The Iraqis, meanwhile, issued their first report of battlefield
action by the Republican Guards. A military spokesman said a Guard
special forces unit attacked coalition troops in south-central
Iraq, destroying six armored vehicles and inflicting an unspecified
number of casualties. There was no allied confirmation of such an
attack.

Together, the reports appeared to signal that the Republican
Guard, Saddam Hussein’s best trained and most loyal force, was
still prepared to take the offensive despite days of allied air
strikes and missile attacks on its positions.

President Bush, meanwhile, was set early Wednesday to warn the
public that war could be long and difficult.

Bush was aiming to rally U.S. forces encountering tougher
resistance in Iraq and warn Americans anew of a potentially long
conflict when he was to visit the headquarters of Central Command
on Wednesday.

The president was getting a pair of briefings from top Central
Command officials and having lunch with troops. At the Tampa, Fla.,
facility, he also was to give a speech reminding military personnel
that the United States leads a large coalition in the war to unseat
Saddam Hussein, White House spokesman Ari Fleischer said.
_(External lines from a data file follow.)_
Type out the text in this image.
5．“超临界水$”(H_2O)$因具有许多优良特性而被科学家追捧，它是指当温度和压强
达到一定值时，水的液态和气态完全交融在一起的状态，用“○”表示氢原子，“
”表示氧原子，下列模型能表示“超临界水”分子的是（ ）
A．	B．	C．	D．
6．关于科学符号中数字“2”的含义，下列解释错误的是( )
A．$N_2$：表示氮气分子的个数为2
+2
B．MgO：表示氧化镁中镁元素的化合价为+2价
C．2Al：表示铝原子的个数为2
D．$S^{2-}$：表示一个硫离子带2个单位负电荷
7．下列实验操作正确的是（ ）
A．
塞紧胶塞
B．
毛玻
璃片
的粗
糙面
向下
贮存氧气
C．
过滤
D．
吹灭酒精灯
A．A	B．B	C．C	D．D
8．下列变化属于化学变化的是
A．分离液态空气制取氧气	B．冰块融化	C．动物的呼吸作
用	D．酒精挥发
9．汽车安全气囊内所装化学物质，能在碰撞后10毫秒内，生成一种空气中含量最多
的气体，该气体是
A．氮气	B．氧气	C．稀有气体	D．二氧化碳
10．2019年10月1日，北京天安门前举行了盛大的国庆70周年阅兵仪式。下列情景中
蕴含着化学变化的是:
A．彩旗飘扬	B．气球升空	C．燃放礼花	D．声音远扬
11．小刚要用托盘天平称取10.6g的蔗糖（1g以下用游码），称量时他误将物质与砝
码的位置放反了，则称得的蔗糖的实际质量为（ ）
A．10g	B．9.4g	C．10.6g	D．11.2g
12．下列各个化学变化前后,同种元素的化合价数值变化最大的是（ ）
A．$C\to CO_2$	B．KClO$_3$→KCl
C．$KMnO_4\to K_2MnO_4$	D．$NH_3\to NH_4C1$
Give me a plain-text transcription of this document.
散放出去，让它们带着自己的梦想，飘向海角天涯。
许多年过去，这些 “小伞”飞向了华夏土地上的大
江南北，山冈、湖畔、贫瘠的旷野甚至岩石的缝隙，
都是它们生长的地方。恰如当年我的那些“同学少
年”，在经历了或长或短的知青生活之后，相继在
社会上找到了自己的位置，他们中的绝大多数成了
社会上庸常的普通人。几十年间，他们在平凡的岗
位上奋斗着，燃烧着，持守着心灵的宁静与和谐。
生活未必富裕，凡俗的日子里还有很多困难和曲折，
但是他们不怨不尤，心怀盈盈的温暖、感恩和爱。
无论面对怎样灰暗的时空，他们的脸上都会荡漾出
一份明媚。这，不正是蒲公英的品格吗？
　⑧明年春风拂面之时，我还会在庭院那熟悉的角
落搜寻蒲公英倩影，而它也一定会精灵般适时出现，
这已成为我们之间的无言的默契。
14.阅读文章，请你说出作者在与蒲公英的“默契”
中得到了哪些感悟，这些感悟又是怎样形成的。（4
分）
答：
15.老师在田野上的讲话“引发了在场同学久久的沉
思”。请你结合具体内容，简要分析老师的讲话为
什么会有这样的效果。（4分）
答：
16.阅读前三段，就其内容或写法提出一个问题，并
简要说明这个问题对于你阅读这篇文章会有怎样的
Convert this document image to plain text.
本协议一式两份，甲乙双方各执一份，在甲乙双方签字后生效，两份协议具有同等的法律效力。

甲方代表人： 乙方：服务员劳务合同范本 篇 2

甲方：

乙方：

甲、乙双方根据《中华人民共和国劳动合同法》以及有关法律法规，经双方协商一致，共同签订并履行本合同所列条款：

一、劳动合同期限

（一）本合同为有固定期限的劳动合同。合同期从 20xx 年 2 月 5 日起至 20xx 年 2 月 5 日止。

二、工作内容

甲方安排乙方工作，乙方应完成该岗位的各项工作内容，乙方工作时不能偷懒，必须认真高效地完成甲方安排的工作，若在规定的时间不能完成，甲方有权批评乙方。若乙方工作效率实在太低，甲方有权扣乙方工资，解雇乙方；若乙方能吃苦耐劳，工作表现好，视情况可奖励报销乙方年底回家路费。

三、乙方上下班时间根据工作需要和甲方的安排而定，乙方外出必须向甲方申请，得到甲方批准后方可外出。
As the fight for control of Baghdad nears, "this could be long
and hard, but that there is no doubt about success," Fleischer
said.

The message comes at a time when U.S. and British forces have
begun to suffer battle casualties. Nine Marines were killed Sunday
in an ambush, and Army helicopters encountered fierce resistance
during an attack Monday on Republican Guard units protecting the
approaches to Baghdad. One helicopter went down and its two-man
crew was captured

The turn of events in Iraq was reflected in a new poll by the
Pew Research Center that showed just 38 percent of the public said
the conflict was going well on Monday, down from 71 percent on
Friday.

In other developments:

– Iraqi officials said the U.S. missile attack in Baghdad killed
14 and injured 30 in the Al-Shaab neighborhood, an area crowded
with apartments, auto repair shops and inexpensive restaurants.
Television News footage showed a large crater in the middle of a
street, a child with a head bandage, and bodies wrapped in plastic
sheeting in a pickup truck. Hundreds of people stood in front of a
damaged building, some shaking fists in the air and shouting.

– Allies attacked the state-run television headquarters in
Baghdad before dawn Wednesday with missiles and air strikes, hoping
to cripple the Iraqi government’s communications. The station’s
international satellite signal was knocked off the air for a few
hours; broadcasts were intermittent after daybreak.

– A U.S. general said Wednesday the discovery of 3,000 chemical
suits in a hospital in central Iraq that had been used as an Iraqi
base raised concern that Saddam Hussein’s regime was prepared to
use chemical weapons. "What we found at the hospital reinforces our
concern," said Brig. Gen. Vincent Brooks. "We are well prepared to
deal with the potential use of chemical weapons."